The volume compliance for different segments of the (a) aorta and the (b) thoracic and abdominal aorta. PTh, MTh, DTh, PAb and DAb denote proximal thoracic, middle thoracic, proximal thoracic, proximal abdominal and distal abdominal aorta, respectively. ‘^*’ denotes significant difference when compared with different segments along the aorta. (Reprodueced with permission from Huang et al. (2006).)

Similarly, the data on circumferential Cauchy stress shows uniformity along the aorta during the first post-partum period (Langille et al. 1990; Huang et al. 2006). Thereafter, the stress imposed on the proximal aorta is higher than the distal abdominal aorta (figure 18a). Hence, the Cauchy stress becomes heterogeneous along the length of the aorta during postnatal growth and development.

Figure 18.

The variation of the (a) circumferential Green strain and the (b) Cauchy stress with age. Th and Ab represent thoracic and abdominal aorta, respectively. ‘^*’ denotes significant difference when comparing different segments along the aorta. ‘#’ denotes significant difference when comparing thoracic and abdominal aorta. (Reproduced with permission from Huang et al. (2006).)
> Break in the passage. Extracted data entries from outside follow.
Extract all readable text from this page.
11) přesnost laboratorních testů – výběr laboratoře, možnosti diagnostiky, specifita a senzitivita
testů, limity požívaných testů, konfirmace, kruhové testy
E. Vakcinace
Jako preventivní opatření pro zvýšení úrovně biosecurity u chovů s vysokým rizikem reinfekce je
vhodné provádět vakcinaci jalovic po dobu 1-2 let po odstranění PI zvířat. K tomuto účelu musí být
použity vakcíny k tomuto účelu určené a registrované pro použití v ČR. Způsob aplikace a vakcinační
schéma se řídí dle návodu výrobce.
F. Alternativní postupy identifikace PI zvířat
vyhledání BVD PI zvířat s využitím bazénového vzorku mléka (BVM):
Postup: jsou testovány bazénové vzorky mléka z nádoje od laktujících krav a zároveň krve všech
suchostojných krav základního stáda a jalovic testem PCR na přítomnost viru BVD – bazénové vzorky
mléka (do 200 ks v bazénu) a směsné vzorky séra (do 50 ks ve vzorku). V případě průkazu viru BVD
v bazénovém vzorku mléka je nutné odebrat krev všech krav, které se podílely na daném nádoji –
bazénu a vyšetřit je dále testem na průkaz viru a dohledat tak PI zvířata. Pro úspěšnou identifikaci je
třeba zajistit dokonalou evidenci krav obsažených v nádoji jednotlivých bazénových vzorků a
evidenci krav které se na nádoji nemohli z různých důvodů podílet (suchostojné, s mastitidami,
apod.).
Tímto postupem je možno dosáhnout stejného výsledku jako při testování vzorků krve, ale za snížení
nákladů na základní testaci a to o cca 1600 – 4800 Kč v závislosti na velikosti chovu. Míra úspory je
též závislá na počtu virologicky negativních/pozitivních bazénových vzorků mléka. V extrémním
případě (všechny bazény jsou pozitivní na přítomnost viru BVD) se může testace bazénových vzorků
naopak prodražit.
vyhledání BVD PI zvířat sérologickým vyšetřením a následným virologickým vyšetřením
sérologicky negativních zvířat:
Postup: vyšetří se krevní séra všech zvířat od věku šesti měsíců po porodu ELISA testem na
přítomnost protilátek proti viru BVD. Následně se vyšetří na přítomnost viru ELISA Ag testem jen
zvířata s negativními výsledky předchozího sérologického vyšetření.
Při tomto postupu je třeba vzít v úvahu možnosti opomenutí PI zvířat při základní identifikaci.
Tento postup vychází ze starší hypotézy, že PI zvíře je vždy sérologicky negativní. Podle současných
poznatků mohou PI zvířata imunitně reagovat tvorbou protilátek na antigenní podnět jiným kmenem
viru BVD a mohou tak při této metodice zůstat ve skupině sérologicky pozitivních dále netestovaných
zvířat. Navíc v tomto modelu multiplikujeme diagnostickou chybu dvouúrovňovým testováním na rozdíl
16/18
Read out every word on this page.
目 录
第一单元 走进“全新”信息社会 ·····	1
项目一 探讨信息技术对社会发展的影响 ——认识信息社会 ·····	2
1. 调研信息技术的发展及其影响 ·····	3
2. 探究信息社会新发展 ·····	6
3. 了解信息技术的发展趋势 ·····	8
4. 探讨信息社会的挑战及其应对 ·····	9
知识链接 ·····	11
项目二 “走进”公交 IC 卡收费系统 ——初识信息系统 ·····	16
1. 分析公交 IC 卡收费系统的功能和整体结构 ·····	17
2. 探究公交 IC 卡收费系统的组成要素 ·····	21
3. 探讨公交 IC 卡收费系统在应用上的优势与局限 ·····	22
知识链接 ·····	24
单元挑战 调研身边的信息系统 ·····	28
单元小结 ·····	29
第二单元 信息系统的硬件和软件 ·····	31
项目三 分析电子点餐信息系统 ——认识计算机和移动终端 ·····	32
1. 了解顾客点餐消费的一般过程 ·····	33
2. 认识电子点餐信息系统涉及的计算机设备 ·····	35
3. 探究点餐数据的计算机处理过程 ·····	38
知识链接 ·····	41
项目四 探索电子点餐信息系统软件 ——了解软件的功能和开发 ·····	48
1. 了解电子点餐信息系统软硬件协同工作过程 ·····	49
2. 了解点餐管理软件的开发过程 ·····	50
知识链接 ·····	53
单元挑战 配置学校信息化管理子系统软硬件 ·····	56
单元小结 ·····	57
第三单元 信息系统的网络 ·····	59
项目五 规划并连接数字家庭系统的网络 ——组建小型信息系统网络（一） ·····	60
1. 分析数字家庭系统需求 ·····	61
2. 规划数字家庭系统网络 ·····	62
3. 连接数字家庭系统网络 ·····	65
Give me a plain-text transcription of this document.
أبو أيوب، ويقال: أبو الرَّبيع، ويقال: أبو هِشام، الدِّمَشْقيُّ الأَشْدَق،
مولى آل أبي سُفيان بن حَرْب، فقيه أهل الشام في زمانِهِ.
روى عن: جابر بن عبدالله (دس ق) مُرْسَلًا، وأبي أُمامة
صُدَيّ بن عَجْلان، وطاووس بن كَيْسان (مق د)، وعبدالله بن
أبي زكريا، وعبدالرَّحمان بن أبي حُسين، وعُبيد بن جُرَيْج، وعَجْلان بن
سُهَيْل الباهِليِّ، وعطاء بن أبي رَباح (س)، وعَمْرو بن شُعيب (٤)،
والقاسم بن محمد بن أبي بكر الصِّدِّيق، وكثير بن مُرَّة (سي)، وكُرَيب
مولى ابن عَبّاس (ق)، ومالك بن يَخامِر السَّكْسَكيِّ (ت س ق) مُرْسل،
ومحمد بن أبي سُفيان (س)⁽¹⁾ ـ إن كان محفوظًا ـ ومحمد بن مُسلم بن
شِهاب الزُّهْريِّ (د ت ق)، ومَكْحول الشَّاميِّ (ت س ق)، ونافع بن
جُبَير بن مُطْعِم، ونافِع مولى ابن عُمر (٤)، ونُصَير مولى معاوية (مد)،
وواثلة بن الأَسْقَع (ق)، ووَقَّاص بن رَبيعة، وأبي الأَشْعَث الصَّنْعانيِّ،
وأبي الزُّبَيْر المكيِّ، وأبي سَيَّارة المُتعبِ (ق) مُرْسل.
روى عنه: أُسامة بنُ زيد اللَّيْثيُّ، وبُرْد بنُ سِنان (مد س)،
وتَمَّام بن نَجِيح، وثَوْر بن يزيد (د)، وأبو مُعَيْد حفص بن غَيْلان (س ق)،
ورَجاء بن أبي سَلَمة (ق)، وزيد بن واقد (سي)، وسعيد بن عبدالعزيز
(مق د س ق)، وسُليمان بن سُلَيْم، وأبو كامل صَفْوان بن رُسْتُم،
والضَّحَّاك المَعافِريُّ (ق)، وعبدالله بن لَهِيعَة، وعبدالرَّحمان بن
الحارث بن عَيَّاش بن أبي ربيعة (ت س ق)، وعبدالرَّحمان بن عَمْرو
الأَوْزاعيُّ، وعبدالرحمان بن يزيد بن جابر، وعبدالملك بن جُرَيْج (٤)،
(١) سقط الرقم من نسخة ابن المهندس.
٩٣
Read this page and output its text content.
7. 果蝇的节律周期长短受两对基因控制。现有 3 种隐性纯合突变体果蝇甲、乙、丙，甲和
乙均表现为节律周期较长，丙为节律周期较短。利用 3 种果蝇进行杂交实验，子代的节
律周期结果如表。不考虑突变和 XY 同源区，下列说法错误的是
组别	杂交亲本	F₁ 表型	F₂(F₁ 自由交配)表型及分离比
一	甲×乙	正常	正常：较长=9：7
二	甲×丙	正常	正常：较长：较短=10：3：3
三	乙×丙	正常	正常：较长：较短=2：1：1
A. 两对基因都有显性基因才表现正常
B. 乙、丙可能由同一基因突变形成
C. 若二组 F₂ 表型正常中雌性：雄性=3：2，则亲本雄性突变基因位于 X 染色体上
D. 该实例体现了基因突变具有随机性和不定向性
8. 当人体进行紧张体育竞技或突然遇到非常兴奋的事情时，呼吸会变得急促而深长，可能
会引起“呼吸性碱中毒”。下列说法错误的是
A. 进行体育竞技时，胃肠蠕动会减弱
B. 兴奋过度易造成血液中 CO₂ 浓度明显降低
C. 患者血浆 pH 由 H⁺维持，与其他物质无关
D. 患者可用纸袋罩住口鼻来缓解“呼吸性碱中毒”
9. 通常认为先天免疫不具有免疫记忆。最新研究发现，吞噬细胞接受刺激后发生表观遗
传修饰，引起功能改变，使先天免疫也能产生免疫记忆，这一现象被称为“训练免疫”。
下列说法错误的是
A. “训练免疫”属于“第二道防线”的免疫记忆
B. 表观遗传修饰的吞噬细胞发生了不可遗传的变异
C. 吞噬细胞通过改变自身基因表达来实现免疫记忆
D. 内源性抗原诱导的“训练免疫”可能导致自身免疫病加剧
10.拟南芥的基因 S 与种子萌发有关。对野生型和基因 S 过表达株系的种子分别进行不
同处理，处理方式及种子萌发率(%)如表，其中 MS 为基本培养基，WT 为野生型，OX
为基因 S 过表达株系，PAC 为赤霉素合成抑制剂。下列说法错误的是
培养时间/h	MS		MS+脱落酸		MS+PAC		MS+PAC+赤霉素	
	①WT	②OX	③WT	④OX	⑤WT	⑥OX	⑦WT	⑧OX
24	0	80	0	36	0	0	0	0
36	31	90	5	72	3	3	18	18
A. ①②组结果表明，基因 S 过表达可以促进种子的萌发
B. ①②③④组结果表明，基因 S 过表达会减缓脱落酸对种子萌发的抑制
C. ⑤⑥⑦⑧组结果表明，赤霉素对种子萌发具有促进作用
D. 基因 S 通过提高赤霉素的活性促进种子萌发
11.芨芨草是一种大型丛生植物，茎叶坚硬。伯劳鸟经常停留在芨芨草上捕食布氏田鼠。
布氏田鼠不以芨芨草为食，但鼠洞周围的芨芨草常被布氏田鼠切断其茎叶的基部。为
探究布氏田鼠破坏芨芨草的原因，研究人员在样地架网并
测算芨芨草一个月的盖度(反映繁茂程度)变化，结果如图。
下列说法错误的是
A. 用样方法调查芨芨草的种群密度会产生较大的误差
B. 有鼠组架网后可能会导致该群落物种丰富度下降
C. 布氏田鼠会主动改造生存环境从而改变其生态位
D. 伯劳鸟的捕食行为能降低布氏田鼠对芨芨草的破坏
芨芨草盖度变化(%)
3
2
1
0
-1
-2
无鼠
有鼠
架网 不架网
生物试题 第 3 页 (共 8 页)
6.3.6 Tendency for strain homeostasis

The issue of mechanical homeostasis can be explored from the data by Huang et al. (2006) in conjunction with a previous study by Guo & Kassab (2003) on mice of age 10 weeks. Huang et al. (2006) found a rapid (3–4 folds) increase of the circumferential Cauchy stress in the first 30 days of age (figure 18a). The change in stress at 10 weeks in comparison to 30 days is significant. Hence, the circumferential stress continues to increase. The circumferential elastic modulus of the mouse aorta increases gradually from the time of birth and reaches a relatively constant value after two weeks of age (figure 16a). These results suggest that the aorta becomes stiffer with development, with stiffness of abdominal > thoracic aorta. This is consistent with the micro-structural remodelling described earlier. The modulus also continues to increase from 30 days to 10 weeks, although the change is not statistically significant (figure 18b). The strain, however, is unchanged at 10 weeks relative to 30 days (figure 18b). Indeed, the circumferential Green strain of the mouse aorta reached the adult value at the age of two weeks as shown in figure 18b. The time scale to reach a uniform strain is relatively short.

At birth, the WSS is significantly higher than physiological values and decreases linearly during development (Huang et al. 2006). This is certainly a strong stimulus for the remodelling of the lumen of the aorta. Interestingly, the WSS is essentially normalized at 30 days. In conclusion, it appears that the circumferential strain and WSS normalize faster than the circumferential stress (Huang et al. 2006). Hence, the WSS and strain appear to attain their homeostatic values early in life.

7. Future directions

Biological tissues have unique features that include the ability to grow, change and reproduce; the process of aging and dying, and the existence of an intricate system of feedback and control. The mathematical description of growth and resorption of tissues as functions of stress and strain is an extremely important area of research and may serve as a foundation for tissue engineering. Another important direction of research is to study the ultra-structure of the tissues in order to formulate a theory of the mechanical properties on the basis of micro-structure. The coupling of imaging methods such as MPM that enables the identification of elastin and collagen fibres of the vessel wall under mechanical loading with numerical methods that take advantage of modern computational capability to deal with the complex micro-structural geometry and boundary conditions should advance this important area of research. Finally, the need for a constitutive equation for the vascular smooth muscle is critical. Without it, we cannot develop a mathematical theory of circulatory regulation and control. This area of CV biomechanics research should be a high priority.